Gartner drains ‘data lakes’ concept in new report


A new report from Gartner, Inc. calls into question the concept of “Data Lakes,” or large repositories of unstructured data from a range of sources than can be used for analytics.

The study, called The Data Lake Fallacy: All Water and Little Substance,notes that while many vendors have signed on to the data lake concept, few companies agree on a definition of what data lakes are or the value they provide.

Data lakes are marketed as enterprisewide data management platforms for analyzing disparate sources of data in their native formats, wrote Gartner’s Nick Heudecker. ”This eliminates the up-front costs of data ingestion, like transformation. Once data is placed into the lake, it’s available for analysis by everyone in the organization.”

But co-author Andrew White pointed out that while data lakes might benefit certain parts of an organization, no one has yet realized the value proposition of enterprisewide data management.

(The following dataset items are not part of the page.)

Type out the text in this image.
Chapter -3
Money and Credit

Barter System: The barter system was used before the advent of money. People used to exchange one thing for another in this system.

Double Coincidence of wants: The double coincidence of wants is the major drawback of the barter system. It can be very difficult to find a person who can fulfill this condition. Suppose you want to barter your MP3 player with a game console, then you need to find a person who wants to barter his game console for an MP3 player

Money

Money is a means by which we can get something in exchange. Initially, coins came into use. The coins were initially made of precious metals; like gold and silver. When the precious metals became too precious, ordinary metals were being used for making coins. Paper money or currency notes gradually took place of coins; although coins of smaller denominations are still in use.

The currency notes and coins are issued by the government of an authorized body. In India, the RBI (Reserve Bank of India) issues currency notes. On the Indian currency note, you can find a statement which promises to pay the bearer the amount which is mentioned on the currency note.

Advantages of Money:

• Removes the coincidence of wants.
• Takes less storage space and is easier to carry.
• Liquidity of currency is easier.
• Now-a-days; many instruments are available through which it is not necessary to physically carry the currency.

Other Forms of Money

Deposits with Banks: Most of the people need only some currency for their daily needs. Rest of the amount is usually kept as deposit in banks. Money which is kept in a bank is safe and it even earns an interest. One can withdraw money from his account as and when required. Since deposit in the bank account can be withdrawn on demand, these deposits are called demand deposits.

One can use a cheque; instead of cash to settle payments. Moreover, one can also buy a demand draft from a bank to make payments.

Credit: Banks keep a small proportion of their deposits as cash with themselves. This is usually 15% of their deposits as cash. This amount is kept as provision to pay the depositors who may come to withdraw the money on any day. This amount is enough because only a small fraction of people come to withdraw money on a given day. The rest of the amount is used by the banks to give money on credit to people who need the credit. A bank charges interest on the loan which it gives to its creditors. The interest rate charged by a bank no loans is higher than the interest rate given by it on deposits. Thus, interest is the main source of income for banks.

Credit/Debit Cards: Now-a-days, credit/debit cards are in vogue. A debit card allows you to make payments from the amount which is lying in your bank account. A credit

The analysts write that data lakes help to solve two key problems; They eliminate data silos and they address the problem of how to analyze data stored in different formats. But data lakes aren’t without risks, including the lack of an underlying mechanism to maintain them, and the absence of metadata. These problems can eventually lead to what Gartner terms a “data swamp” where it becomes impossible to carry out any kind of accurate analysis.

The authors said are other risks with data lakes too, including access control and security considerations. Data may also be restricted by regulatory or privacy requirements, and just dumping it into a lake could lead to legal exposure.

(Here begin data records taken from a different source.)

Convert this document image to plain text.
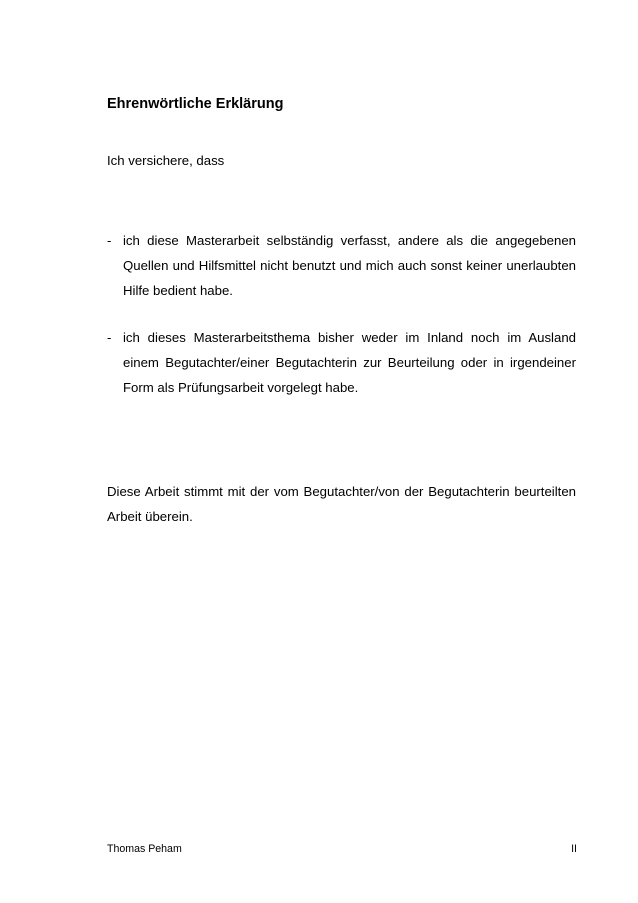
Ehrenwörtliche Erklärung

Ich versichere, dass

- ich diese Masterarbeit selbständig verfasst, andere als die angegebenen Quellen und Hilfsmittel nicht benutzt und mich auch sonst keiner unerlaubten Hilfe bedient habe.
- ich dieses Masterarbeitsthema bisher weder im Inland noch im Ausland einem Begutachter/einer Begutachterin zur Beurteilung oder in irgendeiner Form als Prüfungsarbeit vorgelegt habe.

Diese Arbeit stimmt mit der vom Begutachter/von der Begutachterin beurteilten Arbeit überein.

Thomas Peham	II
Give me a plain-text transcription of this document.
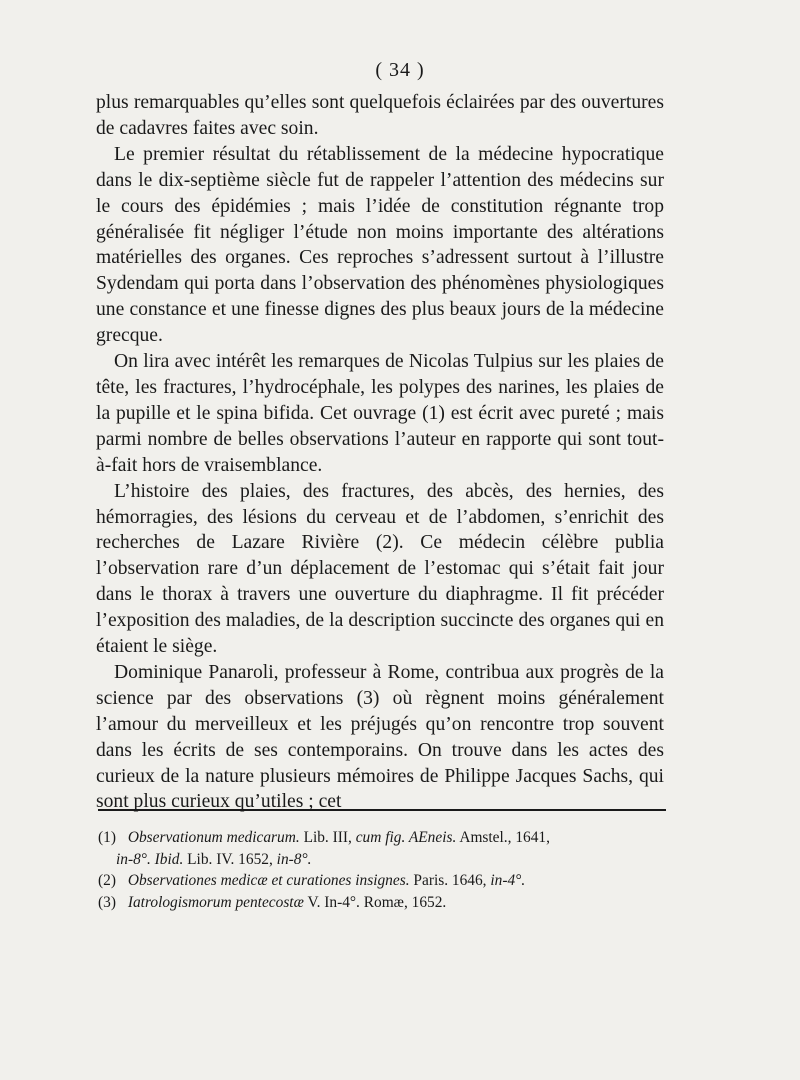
( 34 )

plus remarquables qu’elles sont quelquefois éclairées par des ouvertures de cadavres faites avec soin.

Le premier résultat du rétablissement de la médecine hypocratique dans le dix-septième siècle fut de rappeler l’attention des médecins sur le cours des épidémies ; mais l’idée de constitution régnante trop généralisée fit négliger l’étude non moins importante des altérations matérielles des organes. Ces reproches s’adressent surtout à l’illustre Sydendam qui porta dans l’observation des phénomènes physiologiques une constance et une finesse dignes des plus beaux jours de la médecine grecque.

On lira avec intérêt les remarques de Nicolas Tulpius sur les plaies de tête, les fractures, l’hydrocéphale, les polypes des narines, les plaies de la pupille et le spina bifida. Cet ouvrage (1) est écrit avec pureté ; mais parmi nombre de belles observations l’auteur en rapporte qui sont tout-à-fait hors de vraisemblance.

L’histoire des plaies, des fractures, des abcès, des hernies, des hémorragies, des lésions du cerveau et de l’abdomen, s’enrichit des recherches de Lazare Rivière (2). Ce médecin célèbre publia l’observation rare d’un déplacement de l’estomac qui s’était fait jour dans le thorax à travers une ouverture du diaphragme. Il fit précéder l’exposition des maladies, de la description succincte des organes qui en étaient le siège.

Dominique Panaroli, professeur à Rome, contribua aux progrès de la science par des observations (3) où règnent moins généralement l’amour du merveilleux et les préjugés qu’on rencontre trop souvent dans les écrits de ses contemporains. On trouve dans les actes des curieux de la nature plusieurs mémoires de Philippe Jacques Sachs, qui sont plus curieux qu’utiles ; cet

(1) Observationum medicarum. Lib. III, cum fig. AEneis. Amstel., 1641,

in-8°. Ibid. Lib. IV. 1652, in-8°.

(2) Observationes medicæ et curationes insignes. Paris. 1646, in-4°.

(3) Iatrologismorum pentecostæ V. In-4°. Romæ, 1652.
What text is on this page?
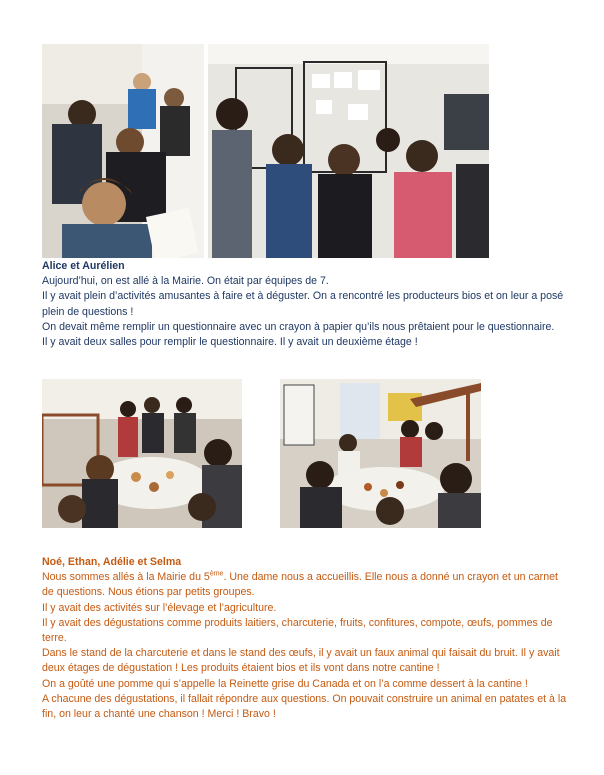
Alice et Aurélien

Aujourd’hui, on est allé à la Mairie. On était par équipes de 7.

Il y avait plein d’activités amusantes à faire et à déguster. On a rencontré les producteurs bios et on leur a posé plein de questions !

On devait même remplir un questionnaire avec un crayon à papier qu’ils nous prêtaient pour le questionnaire.

Il y avait deux salles pour remplir le questionnaire. Il y avait un deuxième étage !

Noé, Ethan, Adélie et Selma

Nous sommes allés à la Mairie du 5ème. Une dame nous a accueillis. Elle nous a donné un crayon et un carnet de questions. Nous étions par petits groupes.

Il y avait des activités sur l’élevage et l’agriculture.

Il y avait des dégustations comme produits laitiers, charcuterie, fruits, confitures, compote, œufs, pommes de terre.

Dans le stand de la charcuterie et dans le stand des œufs, il y avait un faux animal qui faisait du bruit. Il y avait deux étages de dégustation ! Les produits étaient bios et ils vont dans notre cantine !

On a goûté une pomme qui s’appelle la Reinette grise du Canada et on l’a comme dessert à la cantine !

A chacune des dégustations, il fallait répondre aux questions. On pouvait construire un animal en patates et à la fin, on leur a chanté une chanson ! Merci ! Bravo !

Gartner instead advises enterprises to focus on “semantic consistency and performance in upstream applications and data stores”, rather than trying to consolidate all of their data in a lake.

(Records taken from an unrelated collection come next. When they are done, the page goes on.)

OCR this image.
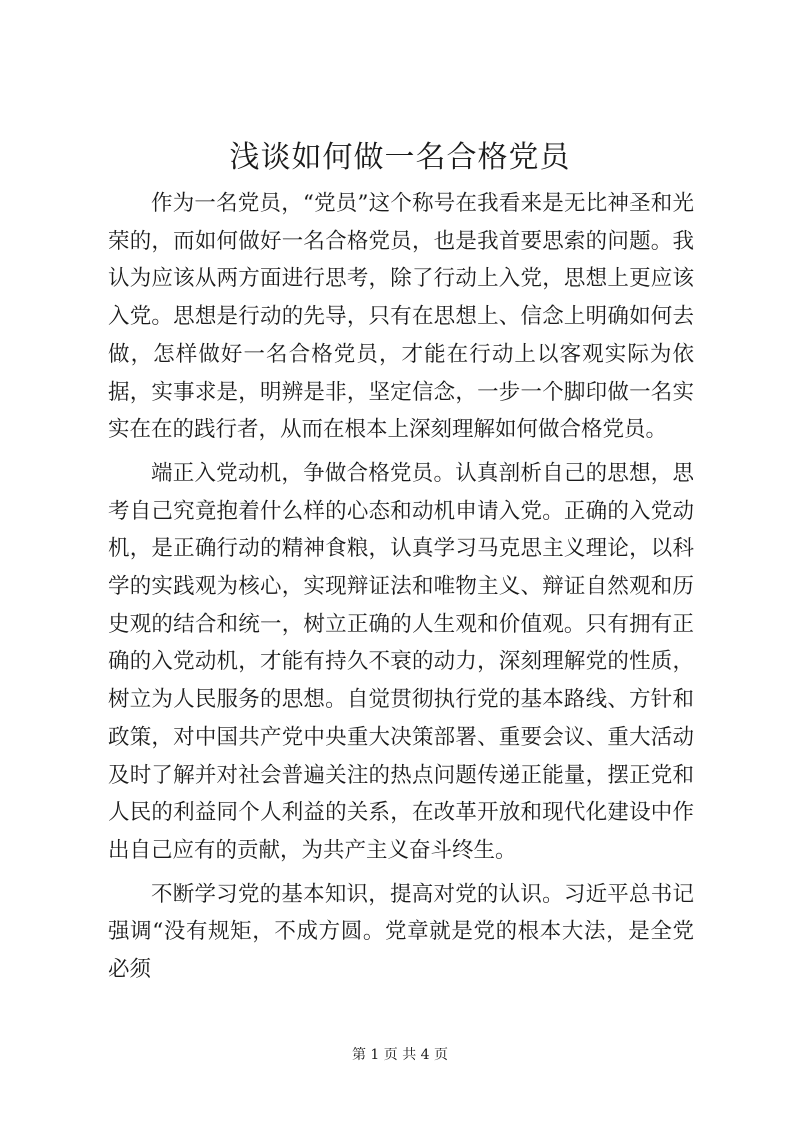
浅谈如何做一名合格党员

作为一名党员，“党员”这个称号在我看来是无比神圣和光荣的，而如何做好一名合格党员，也是我首要思索的问题。我认为应该从两方面进行思考，除了行动上入党，思想上更应该入党。思想是行动的先导，只有在思想上、信念上明确如何去做，怎样做好一名合格党员，才能在行动上以客观实际为依据，实事求是，明辨是非，坚定信念，一步一个脚印做一名实实在在的践行者，从而在根本上深刻理解如何做合格党员。

端正入党动机，争做合格党员。认真剖析自己的思想，思考自己究竟抱着什么样的心态和动机申请入党。正确的入党动机，是正确行动的精神食粮，认真学习马克思主义理论，以科学的实践观为核心，实现辩证法和唯物主义、辩证自然观和历史观的结合和统一，树立正确的人生观和价值观。只有拥有正确的入党动机，才能有持久不衰的动力，深刻理解党的性质，树立为人民服务的思想。自觉贯彻执行党的基本路线、方针和政策，对中国共产党中央重大决策部署、重要会议、重大活动及时了解并对社会普遍关注的热点问题传递正能量，摆正党和人民的利益同个人利益的关系，在改革开放和现代化建设中作出自己应有的贡献，为共产主义奋斗终生。

不断学习党的基本知识，提高对党的认识。习近平总书记强调“没有规矩，不成方圆。党章就是党的根本大法，是全党必须

第 1 页 共 4 页
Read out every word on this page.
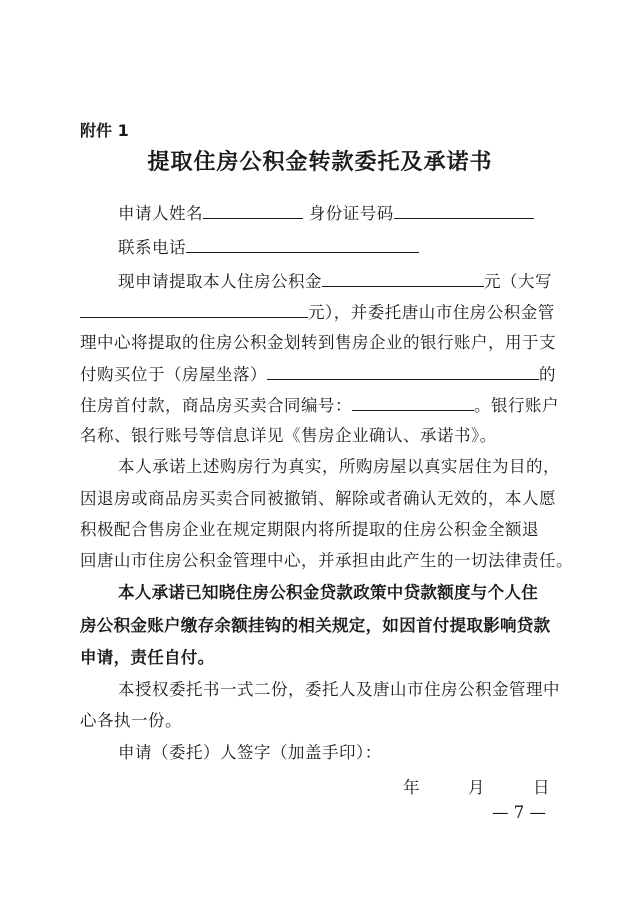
附件 1
提取住房公积金转款委托及承诺书
申请人姓名	身份证号码
联系电话
现申请提取本人住房公积金	元（大写
元），并委托唐山市住房公积金管
理中心将提取的住房公积金划转到售房企业的银行账户，用于支
付购买位于（房屋坐落）	的
住房首付款，商品房买卖合同编号：	。银行账户
名称、银行账号等信息详见《售房企业确认、承诺书》。
本人承诺上述购房行为真实，所购房屋以真实居住为目的，
因退房或商品房买卖合同被撤销、解除或者确认无效的，本人愿
积极配合售房企业在规定期限内将所提取的住房公积金全额退
回唐山市住房公积金管理中心，并承担由此产生的一切法律责任。
本人承诺已知晓住房公积金贷款政策中贷款额度与个人住
房公积金账户缴存余额挂钩的相关规定，如因首付提取影响贷款
申请，责任自付。
本授权委托书一式二份，委托人及唐山市住房公积金管理中
心各执一份。
申请（委托）人签字（加盖手印）：
年	月	日
— 7 —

In an interview with Application Development Trends, Jack Noriss of MapR Technologies, Inc., said data lake adoption was being driven by the cost, efficiency and agility of Hadoop.

“Gartner is rightly pointing out that not all Big Data and Hadoop solutions provide the performance, security and data protection capabilities that customers need,” Norris said.

Nevertheless, Gartner’s analysts don’t write off data lakes altogether. “The question your organization has to address is this: Do we encourage one-off, independent analysis of information in silos or a data lake, bringing said data together, or do we formalize to a degree that effort, and try to sustain the value-generating skills we develop?” White said.

Data lakes are likely to appeal if an organization that prefers the first scenario, but those that want to consolidate information should move beyond data lakes to focus on building a more robust data warehouse.

The data lake concept promises a centralized pool of  disparate data sources in one location, and treats alignment as a technical exercise. Information management leaders should understand the gaps in this concept — such as semantics, governance and security — and take the necessary precautions.